A high-fat diet may lead to over-consumption of tasty snacks according to a recent study done on rats. It is believed that regular eating habits could affect sensitivity to a hormone that tells us when to stop eating.
Researchers say a high-fat diet may lead to over-consumption of tasty snacks according to a recent study done on rats. It is believed that regular eating habits could affect sensitivity to a hormone that tells us when to stop eating.
For the study researchers observed the effects of the hormone cholecystokinin (CCK) on two groups of rats. CCK is released in the small intestine in the presence of fat or protein, triggering the activation of nerves to send ‘stop eating’ signals to the brain. Over a 20-day period, one group was fed a long-term high-fat diet, and the other a long-term low-fat diet with an equivalent calorie loads. For three hours a day, both groups were given access to a high-calorie, high-fat snack that rats find delicious. When CCK was administered to the rats, researchers say they noticed that those on the low-fat diet reigned in their consumption of the snack food but those on the high-fat diet continued to eat as much as 40 percent more.The results indicate that a long-term, high-fat diet may actually promote short-term over-consumption of highly palatable foods high in dietary fat by reducing sensitivity to at least one important feedback signal which would ordinarily limit eating say specialists.
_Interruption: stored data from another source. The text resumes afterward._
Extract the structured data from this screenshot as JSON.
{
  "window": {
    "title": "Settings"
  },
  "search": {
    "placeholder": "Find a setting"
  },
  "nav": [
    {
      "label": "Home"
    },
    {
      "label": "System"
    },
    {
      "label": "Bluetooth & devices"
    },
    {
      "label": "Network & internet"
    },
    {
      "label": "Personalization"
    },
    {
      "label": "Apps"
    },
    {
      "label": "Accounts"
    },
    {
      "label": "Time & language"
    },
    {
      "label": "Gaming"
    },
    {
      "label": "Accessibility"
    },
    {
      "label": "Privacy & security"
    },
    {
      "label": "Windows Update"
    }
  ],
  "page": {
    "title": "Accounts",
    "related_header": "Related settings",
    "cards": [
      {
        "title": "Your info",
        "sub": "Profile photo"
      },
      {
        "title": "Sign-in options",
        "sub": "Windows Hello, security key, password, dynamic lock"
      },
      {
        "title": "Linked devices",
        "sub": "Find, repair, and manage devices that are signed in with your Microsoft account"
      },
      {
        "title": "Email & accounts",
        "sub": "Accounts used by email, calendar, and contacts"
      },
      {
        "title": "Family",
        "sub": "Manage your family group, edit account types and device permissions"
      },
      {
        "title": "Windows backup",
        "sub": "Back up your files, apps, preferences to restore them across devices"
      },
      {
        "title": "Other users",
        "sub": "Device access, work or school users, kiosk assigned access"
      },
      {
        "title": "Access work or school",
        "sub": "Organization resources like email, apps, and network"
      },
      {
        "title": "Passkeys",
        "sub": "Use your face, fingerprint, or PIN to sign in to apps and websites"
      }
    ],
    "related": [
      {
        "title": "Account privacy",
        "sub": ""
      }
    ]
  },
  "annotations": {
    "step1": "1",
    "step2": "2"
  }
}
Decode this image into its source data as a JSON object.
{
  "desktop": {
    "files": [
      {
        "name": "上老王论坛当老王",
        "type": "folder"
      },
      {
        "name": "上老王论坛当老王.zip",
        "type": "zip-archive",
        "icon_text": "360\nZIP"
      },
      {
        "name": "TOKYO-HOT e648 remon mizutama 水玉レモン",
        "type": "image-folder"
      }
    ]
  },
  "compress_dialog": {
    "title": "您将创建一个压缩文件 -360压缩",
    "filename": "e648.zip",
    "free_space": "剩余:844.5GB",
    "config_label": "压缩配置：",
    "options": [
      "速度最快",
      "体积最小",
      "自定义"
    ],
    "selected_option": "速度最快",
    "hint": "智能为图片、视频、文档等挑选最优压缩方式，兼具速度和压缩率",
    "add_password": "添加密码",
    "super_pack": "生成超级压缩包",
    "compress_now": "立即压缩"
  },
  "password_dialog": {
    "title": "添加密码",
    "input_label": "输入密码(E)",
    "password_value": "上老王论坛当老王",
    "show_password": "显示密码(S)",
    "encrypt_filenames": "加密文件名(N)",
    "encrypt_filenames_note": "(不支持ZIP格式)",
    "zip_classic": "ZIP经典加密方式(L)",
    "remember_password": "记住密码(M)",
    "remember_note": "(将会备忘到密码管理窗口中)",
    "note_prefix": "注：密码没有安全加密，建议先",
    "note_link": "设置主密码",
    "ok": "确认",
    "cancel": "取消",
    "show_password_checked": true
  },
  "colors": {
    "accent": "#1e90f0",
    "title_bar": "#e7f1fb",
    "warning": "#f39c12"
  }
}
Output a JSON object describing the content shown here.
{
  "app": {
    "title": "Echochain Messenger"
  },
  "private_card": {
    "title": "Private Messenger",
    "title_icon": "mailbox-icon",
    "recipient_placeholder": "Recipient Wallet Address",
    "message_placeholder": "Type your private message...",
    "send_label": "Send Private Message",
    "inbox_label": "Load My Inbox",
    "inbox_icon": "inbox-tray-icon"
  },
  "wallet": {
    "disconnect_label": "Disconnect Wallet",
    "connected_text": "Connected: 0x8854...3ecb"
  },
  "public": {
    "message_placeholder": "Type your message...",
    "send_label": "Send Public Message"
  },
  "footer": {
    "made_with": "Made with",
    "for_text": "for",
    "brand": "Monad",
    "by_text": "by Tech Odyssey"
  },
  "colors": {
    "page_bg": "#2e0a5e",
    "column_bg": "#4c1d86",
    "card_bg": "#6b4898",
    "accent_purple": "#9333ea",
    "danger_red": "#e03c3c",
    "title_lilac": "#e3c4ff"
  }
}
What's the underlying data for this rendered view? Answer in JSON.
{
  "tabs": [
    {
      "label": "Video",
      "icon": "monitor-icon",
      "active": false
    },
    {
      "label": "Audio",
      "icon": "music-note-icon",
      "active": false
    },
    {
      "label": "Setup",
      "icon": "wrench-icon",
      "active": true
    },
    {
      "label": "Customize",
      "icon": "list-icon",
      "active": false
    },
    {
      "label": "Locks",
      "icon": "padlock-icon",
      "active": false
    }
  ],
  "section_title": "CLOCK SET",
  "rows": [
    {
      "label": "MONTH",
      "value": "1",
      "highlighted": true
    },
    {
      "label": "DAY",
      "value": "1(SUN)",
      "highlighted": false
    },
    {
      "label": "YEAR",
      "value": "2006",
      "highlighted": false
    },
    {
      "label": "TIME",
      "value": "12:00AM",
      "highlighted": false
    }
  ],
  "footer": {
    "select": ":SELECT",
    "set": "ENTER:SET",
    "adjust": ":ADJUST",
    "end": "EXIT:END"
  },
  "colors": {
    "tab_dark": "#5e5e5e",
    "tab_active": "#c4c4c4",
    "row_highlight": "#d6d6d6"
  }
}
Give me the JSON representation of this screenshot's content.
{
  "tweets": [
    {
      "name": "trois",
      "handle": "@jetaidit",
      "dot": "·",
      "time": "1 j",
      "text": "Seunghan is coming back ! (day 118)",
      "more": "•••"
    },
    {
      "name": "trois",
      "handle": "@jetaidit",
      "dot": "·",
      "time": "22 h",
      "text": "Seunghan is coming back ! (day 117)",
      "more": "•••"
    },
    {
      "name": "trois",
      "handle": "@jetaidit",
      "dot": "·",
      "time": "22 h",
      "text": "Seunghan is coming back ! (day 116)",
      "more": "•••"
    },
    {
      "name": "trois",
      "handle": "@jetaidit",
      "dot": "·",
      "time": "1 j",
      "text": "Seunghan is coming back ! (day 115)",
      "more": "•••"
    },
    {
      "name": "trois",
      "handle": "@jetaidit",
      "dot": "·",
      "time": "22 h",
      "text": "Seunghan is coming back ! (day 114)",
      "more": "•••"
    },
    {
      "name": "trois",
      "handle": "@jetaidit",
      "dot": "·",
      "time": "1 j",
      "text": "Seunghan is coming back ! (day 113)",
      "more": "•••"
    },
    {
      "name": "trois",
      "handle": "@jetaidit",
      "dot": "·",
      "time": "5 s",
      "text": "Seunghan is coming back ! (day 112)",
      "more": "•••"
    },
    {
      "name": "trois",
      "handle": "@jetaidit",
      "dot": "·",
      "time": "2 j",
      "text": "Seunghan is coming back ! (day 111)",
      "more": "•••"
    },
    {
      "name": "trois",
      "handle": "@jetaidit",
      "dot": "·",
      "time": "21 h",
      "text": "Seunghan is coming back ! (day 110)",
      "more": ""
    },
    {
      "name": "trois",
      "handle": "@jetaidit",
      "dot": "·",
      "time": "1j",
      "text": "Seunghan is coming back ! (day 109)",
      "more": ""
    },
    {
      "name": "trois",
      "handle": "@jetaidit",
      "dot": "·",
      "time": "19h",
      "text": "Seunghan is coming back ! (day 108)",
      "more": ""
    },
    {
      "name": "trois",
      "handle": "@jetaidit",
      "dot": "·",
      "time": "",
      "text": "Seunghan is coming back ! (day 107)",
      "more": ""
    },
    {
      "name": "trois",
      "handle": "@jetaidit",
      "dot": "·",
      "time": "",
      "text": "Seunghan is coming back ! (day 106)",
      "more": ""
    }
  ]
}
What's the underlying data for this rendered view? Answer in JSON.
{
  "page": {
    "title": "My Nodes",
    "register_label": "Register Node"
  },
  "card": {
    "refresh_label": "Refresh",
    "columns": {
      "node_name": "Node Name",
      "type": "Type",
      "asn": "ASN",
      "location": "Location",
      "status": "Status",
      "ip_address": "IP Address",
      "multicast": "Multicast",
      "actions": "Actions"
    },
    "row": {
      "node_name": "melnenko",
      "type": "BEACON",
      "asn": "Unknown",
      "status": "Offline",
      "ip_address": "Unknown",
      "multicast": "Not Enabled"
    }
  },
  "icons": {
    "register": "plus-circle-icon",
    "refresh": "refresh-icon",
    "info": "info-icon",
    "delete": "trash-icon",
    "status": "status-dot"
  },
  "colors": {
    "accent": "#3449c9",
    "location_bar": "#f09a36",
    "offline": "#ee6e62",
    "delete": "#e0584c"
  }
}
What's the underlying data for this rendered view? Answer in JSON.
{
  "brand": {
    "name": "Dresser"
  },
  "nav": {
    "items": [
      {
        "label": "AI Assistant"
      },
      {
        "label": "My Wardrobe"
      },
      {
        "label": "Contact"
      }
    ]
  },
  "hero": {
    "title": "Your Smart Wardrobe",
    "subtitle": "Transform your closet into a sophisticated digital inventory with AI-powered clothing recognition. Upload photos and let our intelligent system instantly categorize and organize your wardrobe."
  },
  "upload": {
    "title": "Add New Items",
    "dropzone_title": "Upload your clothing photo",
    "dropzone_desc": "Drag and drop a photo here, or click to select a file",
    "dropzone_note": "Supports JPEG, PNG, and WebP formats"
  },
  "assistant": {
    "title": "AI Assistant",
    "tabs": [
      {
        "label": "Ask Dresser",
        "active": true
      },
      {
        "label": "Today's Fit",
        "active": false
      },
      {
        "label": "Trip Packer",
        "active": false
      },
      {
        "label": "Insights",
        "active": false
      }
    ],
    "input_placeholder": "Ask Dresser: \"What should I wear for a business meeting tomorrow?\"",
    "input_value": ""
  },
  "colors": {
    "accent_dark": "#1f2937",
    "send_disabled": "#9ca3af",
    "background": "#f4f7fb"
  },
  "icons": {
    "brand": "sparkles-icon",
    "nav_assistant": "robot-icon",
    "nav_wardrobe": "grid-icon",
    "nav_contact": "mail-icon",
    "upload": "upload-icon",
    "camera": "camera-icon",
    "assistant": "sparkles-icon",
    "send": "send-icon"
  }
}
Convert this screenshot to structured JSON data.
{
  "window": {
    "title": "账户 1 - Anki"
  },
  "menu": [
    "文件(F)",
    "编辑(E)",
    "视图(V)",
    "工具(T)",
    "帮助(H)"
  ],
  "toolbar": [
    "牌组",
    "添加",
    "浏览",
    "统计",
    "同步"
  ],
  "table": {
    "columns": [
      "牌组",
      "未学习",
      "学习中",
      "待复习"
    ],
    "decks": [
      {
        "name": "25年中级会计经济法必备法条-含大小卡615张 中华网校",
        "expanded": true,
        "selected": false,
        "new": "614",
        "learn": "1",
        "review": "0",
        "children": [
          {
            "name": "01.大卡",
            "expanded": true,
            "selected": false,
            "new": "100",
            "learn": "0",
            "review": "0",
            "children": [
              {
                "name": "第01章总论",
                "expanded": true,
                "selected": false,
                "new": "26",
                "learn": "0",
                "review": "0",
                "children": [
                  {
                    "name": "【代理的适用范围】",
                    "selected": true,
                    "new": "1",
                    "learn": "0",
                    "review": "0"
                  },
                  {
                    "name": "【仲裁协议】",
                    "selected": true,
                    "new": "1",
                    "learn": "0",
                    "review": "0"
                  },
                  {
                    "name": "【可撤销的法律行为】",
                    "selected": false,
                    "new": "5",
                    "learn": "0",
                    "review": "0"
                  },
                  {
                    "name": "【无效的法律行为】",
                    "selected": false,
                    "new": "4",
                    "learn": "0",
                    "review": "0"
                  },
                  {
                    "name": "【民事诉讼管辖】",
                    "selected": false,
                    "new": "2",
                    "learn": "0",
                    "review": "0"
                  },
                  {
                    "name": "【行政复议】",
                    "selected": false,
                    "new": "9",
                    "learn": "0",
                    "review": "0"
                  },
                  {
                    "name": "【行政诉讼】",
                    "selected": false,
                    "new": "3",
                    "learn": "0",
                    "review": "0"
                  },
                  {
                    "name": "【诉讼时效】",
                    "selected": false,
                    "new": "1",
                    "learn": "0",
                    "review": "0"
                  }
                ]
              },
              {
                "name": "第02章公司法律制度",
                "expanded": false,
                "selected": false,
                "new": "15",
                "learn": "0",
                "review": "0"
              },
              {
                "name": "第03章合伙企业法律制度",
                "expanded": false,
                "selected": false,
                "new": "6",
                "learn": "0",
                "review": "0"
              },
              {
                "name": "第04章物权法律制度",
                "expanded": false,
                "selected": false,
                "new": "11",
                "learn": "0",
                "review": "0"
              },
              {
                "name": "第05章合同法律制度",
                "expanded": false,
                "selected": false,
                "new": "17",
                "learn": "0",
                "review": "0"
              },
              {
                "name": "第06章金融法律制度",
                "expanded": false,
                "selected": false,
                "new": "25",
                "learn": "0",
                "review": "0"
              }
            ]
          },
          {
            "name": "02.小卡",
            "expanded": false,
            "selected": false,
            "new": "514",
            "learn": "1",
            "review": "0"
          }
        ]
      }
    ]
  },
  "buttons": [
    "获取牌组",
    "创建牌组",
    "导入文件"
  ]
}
Till date no human study has been carried to assess the relation between CCK and snacking, however researchers say in studies where human subjects have reported increased hunger, declining fullness and a desire to eat more when on a high fat diet, the subjects were found to have more CCK in their bloodstream but were less responsive to it.
Researchers also point out to an interesting finding, saying that despite gorging on the snack food the high-fat diet rats were no fatter than those on the low fat diet. The reason being that unlike humans, rats have an innate ability to compensate for over consumption and the high-fat group simply adjusted their routine food consumption to compensate.